Под решение этих задач подбиралась и агентура. Приходилось также отказываться от той, которая не вписывалась по тем или иным причинам в новые политические и оперативные реалии. В акциях эмиграции «Бритт» участия не принимал, да и сама эта линия теряла свою былую значимость. Кстати, и англичане перебросили одного из своих больших специалистов по русской эмиграции, каковым несомненно был Гибсон, на другую работу. Непредвзятый взгляд на возможности «Бритта», с учетом его прошлого, показывал, что быть полезным в освещении новых проблем с его преимущественным опытом использования этнического фактора, он едва ли сможет. Время «Бритта» безвозвратно ушло.

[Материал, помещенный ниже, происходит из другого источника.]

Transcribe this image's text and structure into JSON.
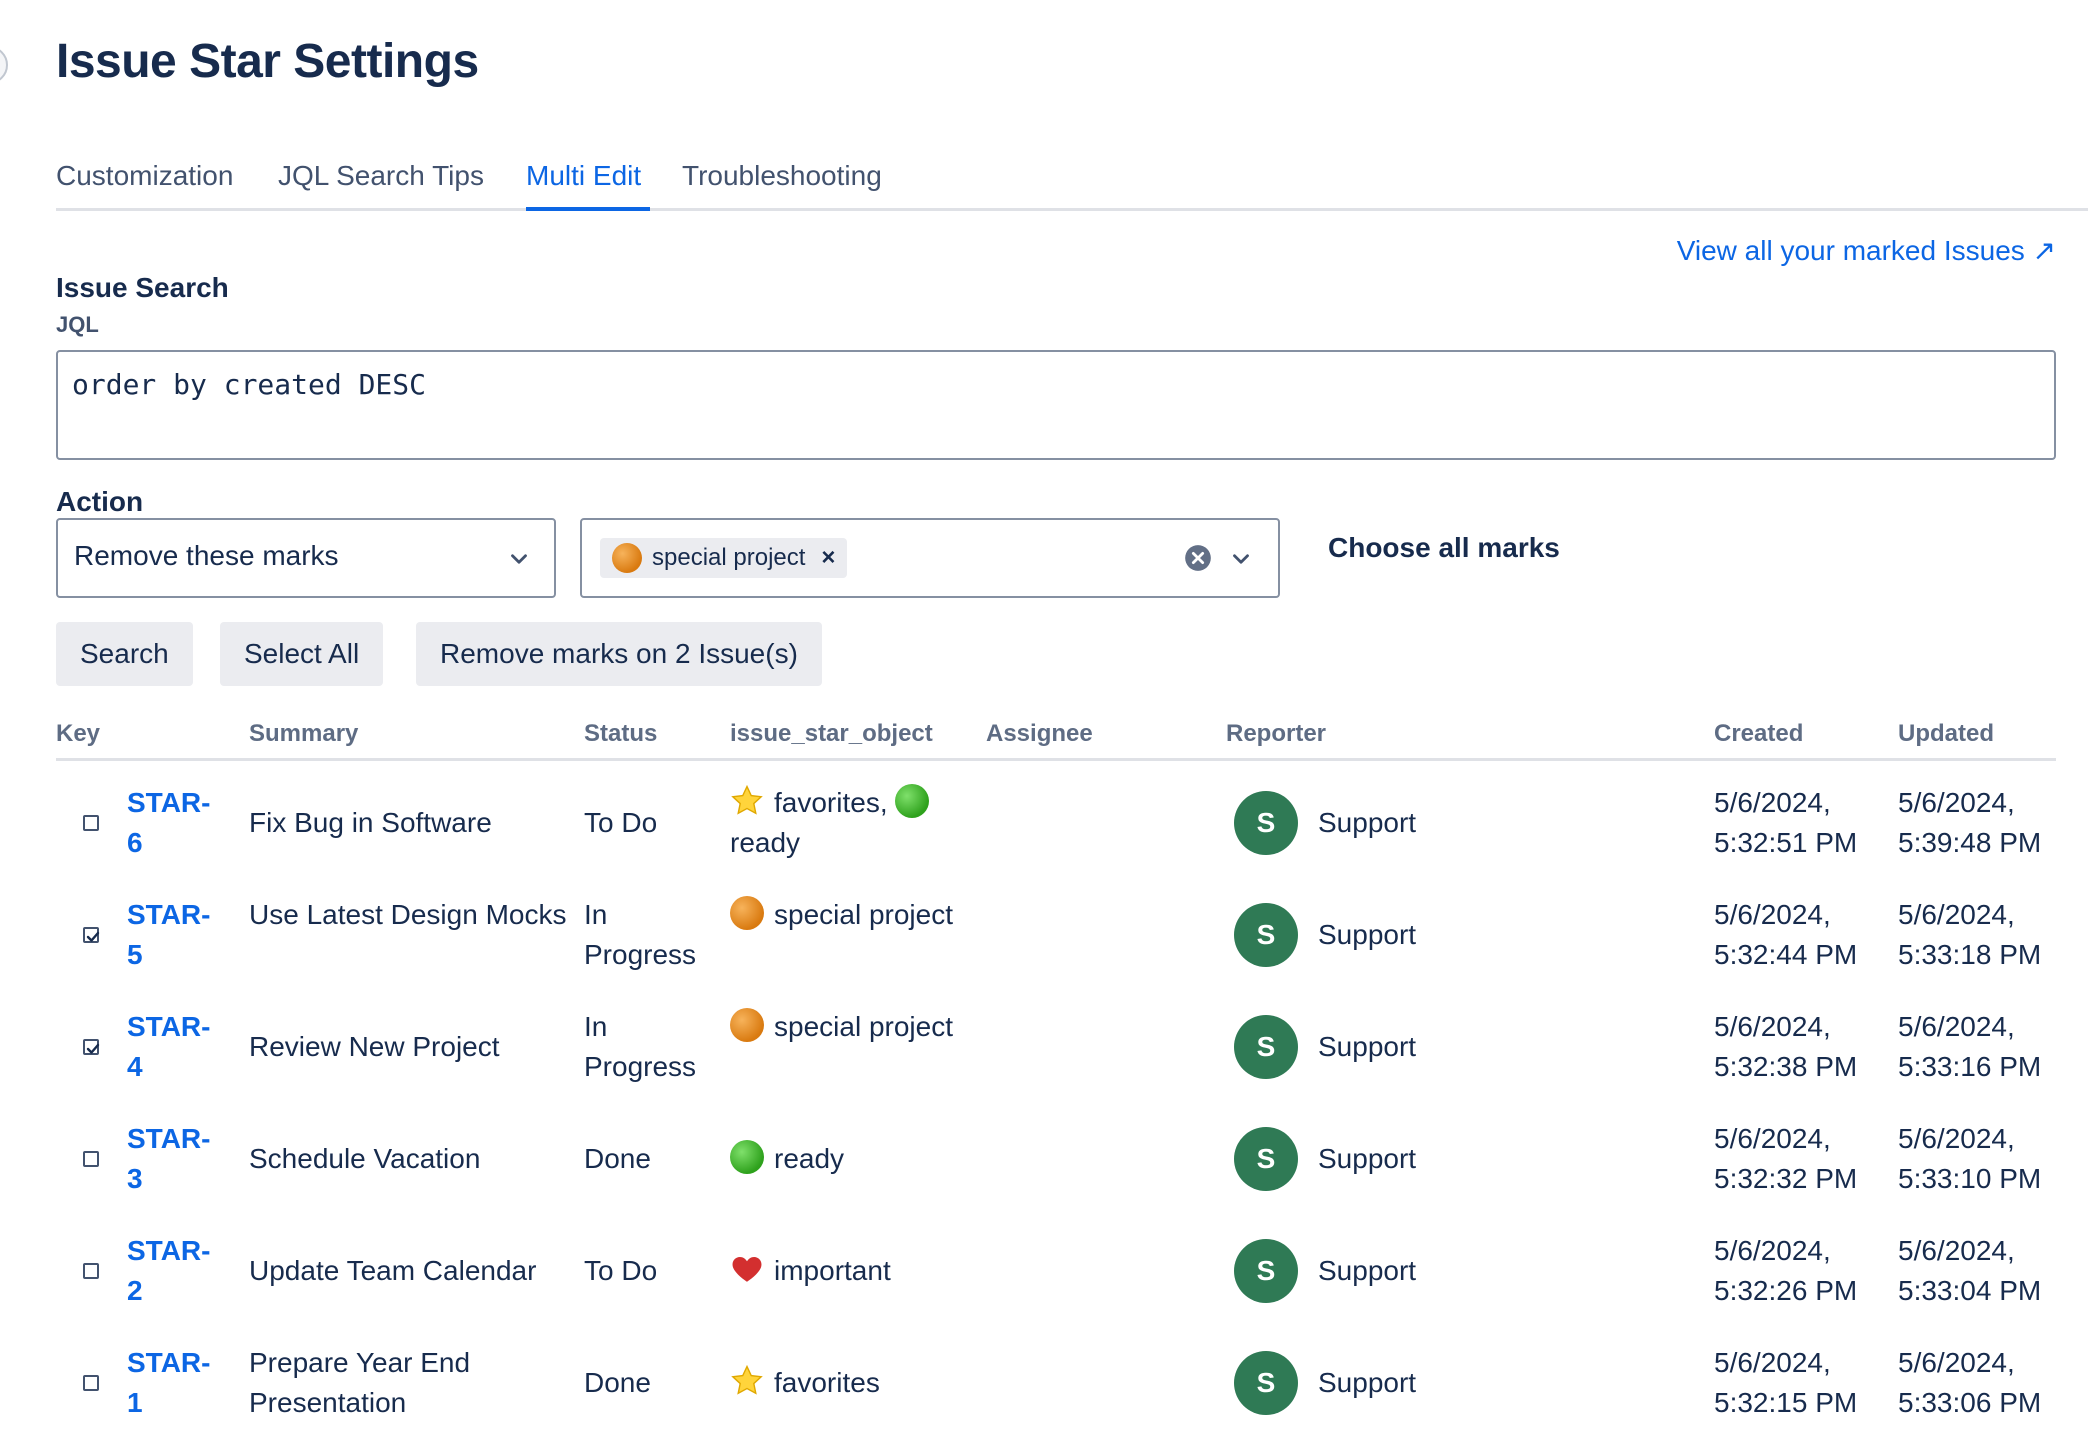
{
  "page": {
    "title": "Issue Star Settings"
  },
  "tabs": [
    {
      "label": "Customization",
      "active": false
    },
    {
      "label": "JQL Search Tips",
      "active": false
    },
    {
      "label": "Multi Edit",
      "active": true
    },
    {
      "label": "Troubleshooting",
      "active": false
    }
  ],
  "view_all_link": "View all your marked Issues ↗",
  "issue_search": {
    "heading": "Issue Search",
    "jql_label": "JQL",
    "jql_value": "order by created DESC"
  },
  "action": {
    "label": "Action",
    "selected": "Remove these marks",
    "marks_selected": [
      {
        "label": "special project",
        "icon": "orange-circle-icon"
      }
    ],
    "choose_all": "Choose all marks"
  },
  "buttons": {
    "search": "Search",
    "select_all": "Select All",
    "remove": "Remove marks on 2 Issue(s)"
  },
  "colors": {
    "link": "#0c66e4",
    "avatar": "#2f7a55",
    "text": "#172b4d"
  },
  "table": {
    "headers": {
      "key": "Key",
      "summary": "Summary",
      "status": "Status",
      "marks": "issue_star_object",
      "assignee": "Assignee",
      "reporter": "Reporter",
      "created": "Created",
      "updated": "Updated"
    },
    "rows": [
      {
        "checked": false,
        "key1": "STAR-",
        "key2": "6",
        "summary": "Fix Bug in Software",
        "status": "To Do",
        "marks": [
          {
            "icon": "star-icon",
            "text": "favorites,"
          },
          {
            "icon": "green-circle-icon",
            "text": "ready"
          }
        ],
        "reporter_initial": "S",
        "reporter": "Support",
        "created1": "5/6/2024,",
        "created2": "5:32:51 PM",
        "updated1": "5/6/2024,",
        "updated2": "5:39:48 PM"
      },
      {
        "checked": true,
        "key1": "STAR-",
        "key2": "5",
        "summary": "Use Latest Design Mocks",
        "status": "In Progress",
        "marks": [
          {
            "icon": "orange-circle-icon",
            "text": "special project"
          }
        ],
        "reporter_initial": "S",
        "reporter": "Support",
        "created1": "5/6/2024,",
        "created2": "5:32:44 PM",
        "updated1": "5/6/2024,",
        "updated2": "5:33:18 PM"
      },
      {
        "checked": true,
        "key1": "STAR-",
        "key2": "4",
        "summary": "Review New Project",
        "status": "In Progress",
        "marks": [
          {
            "icon": "orange-circle-icon",
            "text": "special project"
          }
        ],
        "reporter_initial": "S",
        "reporter": "Support",
        "created1": "5/6/2024,",
        "created2": "5:32:38 PM",
        "updated1": "5/6/2024,",
        "updated2": "5:33:16 PM"
      },
      {
        "checked": false,
        "key1": "STAR-",
        "key2": "3",
        "summary": "Schedule Vacation",
        "status": "Done",
        "marks": [
          {
            "icon": "green-circle-icon",
            "text": "ready"
          }
        ],
        "reporter_initial": "S",
        "reporter": "Support",
        "created1": "5/6/2024,",
        "created2": "5:32:32 PM",
        "updated1": "5/6/2024,",
        "updated2": "5:33:10 PM"
      },
      {
        "checked": false,
        "key1": "STAR-",
        "key2": "2",
        "summary": "Update Team Calendar",
        "status": "To Do",
        "marks": [
          {
            "icon": "heart-icon",
            "text": "important"
          }
        ],
        "reporter_initial": "S",
        "reporter": "Support",
        "created1": "5/6/2024,",
        "created2": "5:32:26 PM",
        "updated1": "5/6/2024,",
        "updated2": "5:33:04 PM"
      },
      {
        "checked": false,
        "key1": "STAR-",
        "key2": "1",
        "summary": "Prepare Year End Presentation",
        "status": "Done",
        "marks": [
          {
            "icon": "star-icon",
            "text": "favorites"
          }
        ],
        "reporter_initial": "S",
        "reporter": "Support",
        "created1": "5/6/2024,",
        "created2": "5:32:15 PM",
        "updated1": "5/6/2024,",
        "updated2": "5:33:06 PM"
      }
    ]
  }
}
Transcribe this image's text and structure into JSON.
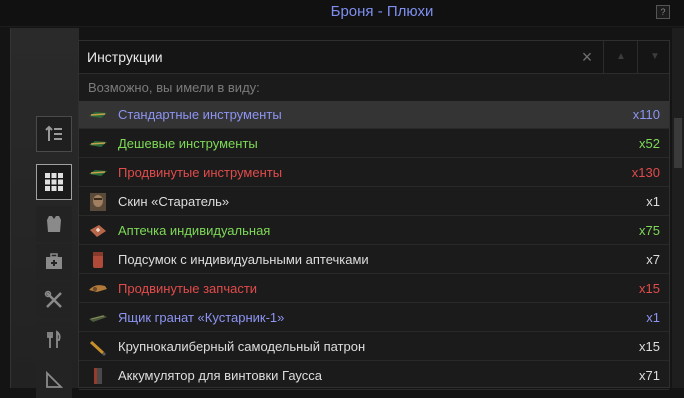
{
  "window": {
    "title": "Броня - Плюхи",
    "help_label": "?"
  },
  "search": {
    "value": "Инструкции",
    "clear_label": "×",
    "prev_label": "▲",
    "next_label": "▼"
  },
  "hint": "Возможно, вы имели в виду:",
  "colors": {
    "blue": "#8d94f2",
    "green": "#7ed957",
    "red": "#e24b4b",
    "white": "#dedede"
  },
  "items": [
    {
      "label": "Стандартные инструменты",
      "count": "x110",
      "color": "blue",
      "icon": "tools-icon",
      "selected": true
    },
    {
      "label": "Дешевые инструменты",
      "count": "x52",
      "color": "green",
      "icon": "tools-icon"
    },
    {
      "label": "Продвинутые инструменты",
      "count": "x130",
      "color": "red",
      "icon": "tools-icon"
    },
    {
      "label": "Скин «Старатель»",
      "count": "x1",
      "color": "white",
      "icon": "portrait-icon"
    },
    {
      "label": "Аптечка индивидуальная",
      "count": "x75",
      "color": "green",
      "icon": "medkit-icon"
    },
    {
      "label": "Подсумок с индивидуальными аптечками",
      "count": "x7",
      "color": "white",
      "icon": "pouch-icon"
    },
    {
      "label": "Продвинутые запчасти",
      "count": "x15",
      "color": "red",
      "icon": "parts-icon"
    },
    {
      "label": "Ящик гранат «Кустарник-1»",
      "count": "x1",
      "color": "blue",
      "icon": "grenade-crate-icon"
    },
    {
      "label": "Крупнокалиберный самодельный патрон",
      "count": "x15",
      "color": "white",
      "icon": "cartridge-icon"
    },
    {
      "label": "Аккумулятор для винтовки Гаусса",
      "count": "x71",
      "color": "white",
      "icon": "battery-icon"
    }
  ]
}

Ну а то, что ему удалось сделать в качестве информатора советской разведки, было положительно оценено Центром и, что очень существенно, отвечало его желаниям. Он добровольно, по собственной инициативе, взвесив все десятки раз, предложил свои услуги разведке своей родины и они были приняты, несмотря на его сложный биографический багаж.
Возникло, как вариант, предложение вывести его в Советский Союз с целью написания книги о его работе в интересах Интеллидженс сервис. Но оно было оставлено без последствий и даже не обсуждалось. Тогда раскрывать факт сотрудничества Богомольца с советской внешней разведкой, так же как и любые обстоятельства, связанные с операцией «Тарантелла», сочли преждевременным.